Time deposits and fixed-term endowment. Big similarities, bigger differences.
We all pursue different wealth goals, but one thing we have in common is the need to develop a regular saving habit. A Hong Kong Deposit Protection Board survey has found that 65% of Hong Kong people save regularly, putting away an average of HK$7,500 per person per month, with the median amount at HK$5,000. The survey also found that Hong Kong people tend to favour current or time deposits and fixed-term endowment as their savings tools, with a 75%/33% split. Whether you want to save up for retirement, getting married, buying a property, further education or starting a business, there are many financial tools on the market that can help you accumulate your wealth. Among the simplest and most common of these tools are bank time deposits and fixed-term endowment, which allow you to choose the currency you save in and the length of the fixed term based on your needs . Both are lower-risk options, but do you know the differences between them? Which one is right for you?

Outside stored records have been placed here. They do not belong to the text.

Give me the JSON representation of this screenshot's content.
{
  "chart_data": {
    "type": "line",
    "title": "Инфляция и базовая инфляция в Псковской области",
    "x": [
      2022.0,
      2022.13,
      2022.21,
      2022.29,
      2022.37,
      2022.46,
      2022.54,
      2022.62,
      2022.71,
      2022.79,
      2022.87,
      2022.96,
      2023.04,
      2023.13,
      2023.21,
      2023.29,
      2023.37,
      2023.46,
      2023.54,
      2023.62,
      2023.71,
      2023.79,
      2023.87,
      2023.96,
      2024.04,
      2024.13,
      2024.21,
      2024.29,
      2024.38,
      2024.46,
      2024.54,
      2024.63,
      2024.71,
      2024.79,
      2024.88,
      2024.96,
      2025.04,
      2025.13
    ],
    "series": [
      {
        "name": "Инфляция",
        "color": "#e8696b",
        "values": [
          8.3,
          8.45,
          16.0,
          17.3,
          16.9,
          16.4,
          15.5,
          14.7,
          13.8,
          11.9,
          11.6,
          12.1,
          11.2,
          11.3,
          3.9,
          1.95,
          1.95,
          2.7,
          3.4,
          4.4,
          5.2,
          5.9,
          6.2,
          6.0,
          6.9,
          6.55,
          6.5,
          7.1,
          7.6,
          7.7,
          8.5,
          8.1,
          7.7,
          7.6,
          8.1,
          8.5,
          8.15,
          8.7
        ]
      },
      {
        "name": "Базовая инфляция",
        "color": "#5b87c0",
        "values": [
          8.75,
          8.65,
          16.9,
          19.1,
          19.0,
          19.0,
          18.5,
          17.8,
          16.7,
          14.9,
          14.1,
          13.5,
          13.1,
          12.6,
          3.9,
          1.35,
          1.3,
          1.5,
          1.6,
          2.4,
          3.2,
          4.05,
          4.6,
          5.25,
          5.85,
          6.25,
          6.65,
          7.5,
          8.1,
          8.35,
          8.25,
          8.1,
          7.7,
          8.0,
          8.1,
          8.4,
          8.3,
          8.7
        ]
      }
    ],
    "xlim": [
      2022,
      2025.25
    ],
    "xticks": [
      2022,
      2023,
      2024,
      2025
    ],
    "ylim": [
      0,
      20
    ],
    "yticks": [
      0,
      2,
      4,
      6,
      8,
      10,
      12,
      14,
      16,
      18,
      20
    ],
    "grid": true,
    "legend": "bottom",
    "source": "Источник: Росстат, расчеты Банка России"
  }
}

With a time deposit, you leave an amount of money in the bank for a fixed period of time to earn higher interest than that offered by basic accounts upon maturity. The fixed term typically lasts from 7 days to 12 months. Compared to other investments, a time deposit account is relatively easy to set up. All you have to do is specify the deposit amount and the fixed term, either in person at a bank or through phone banking or internet banking.
The penalty of withdrawing the time deposit earlier than the maturity date is the loss of interest. Upon maturity, investors looking for other channels for investing their money will also have to keep track of how interest rates are trending.
The Deposit Protection Scheme was introduced in Hong Kong to protect depositors by paying them compensation in the event of the failure of a bank which is a member of the Scheme. Both personal and corporate depositors are entitled to compensation of up to HK$500,000.
This is an insurance plan with a fixed term and fixed premium. Fixed-term endowment are very different from time deposits, in that a fixed-term endowment is an insurance contract but not a bank deposit account. Through a savings insurance plan, the policy holder entrusts an insurance company with an amount of money in the form of life insurance premiums paid. In return, he receives guaranteed maturity benefits and enjoys life protection during the policy term.
Compared with time deposits, the investment period of a fixed-term endowment is generally longer. In case the policyholder decides to surrender the policy before it breaks even, they will suffer a loss in terms of the premiums paid. In addition, if the premiums of an endowment plan are not paid by automatic transfer, in case of late payments, the policy might be terminated and there is a possibility that the amount due at maturity will be less than the premiums paid.
A fixed-term endowment differs from a time deposit in that, if the insured person unfortunately passes away while the policy is in effect, the policy’s designated beneficiary will receive a death benefit. In that way, it will protect your loved ones financially. Some fixed-term endowment on the market also provide protection against death resulting from an accident, terminal illness and premium deferment penalties during unemployment at no extra cost, providing you with even more comprehensive protection.
Fixed-term endowment are normally available with a quota and come with a longer period than time deposits, allowing you to secure a more stable return for the following few years. In terms of installment options, with a fixed-term endowment you will get a choice of 3 payment options - monthly payments, annual payments or a one-off lump sum payment. The underlying investments used to grow the returns for time deposits and fixed-term endowment are also different, and generate varied returns. The below examples show a time deposit account and a fixed-term endowment, both with the same principal amount, with the rate of return determined based on current market data. This comparison shows that a fixed-term endowment with a 2-year premium payment period delivers a return of 114% of total premiums paid at maturity after 5 years, and a time deposit which generates a return of 104% over a period of 5 years.
|Principal / Premium||Term||Interest p.a.||Interest / Return||Amount due at maturity / Maturity benefit||Amount due at maturity or maturity benefit / principal or premium|
|Time deposit||US$100,000||5 years||0.7%||US$3,500||US$103,500||104%|
|Fixed-term endowment||US$100,000||5 years||3%||US$14,239||US$114,239||114%|
- Interest rates for Time Deposit vary according to the deposit amount and length of the fixed term. The fixed term usually lasts from 7 days to 12 months. For comparison purposes, the above figures are based on market data of 5-year fixed-term deposits that were current as of 20 January, 2020. The figures may vary as a result of market fluctuations. Therefore, there may be a discrepancy between these and the figures in a real-life scenario.
- The above figures are rounded off and may therefore be at variance with the actual values.
- The above table is for illustration purposes only.
- The rate of return is determined based on the assumption that the premium is paid in 2 annual installments and the policy term is 5 years in total.
When choosing a savings insurance plan or a time deposit, you should have a thorough understanding of the relevant risks involved and ensure you have sufficient liquidity to respond to unforeseen developments. Whether you decide on a fixed-term endowment or a time deposit, you may incur a loss if you withdraw your money or surrender your policy before maturity.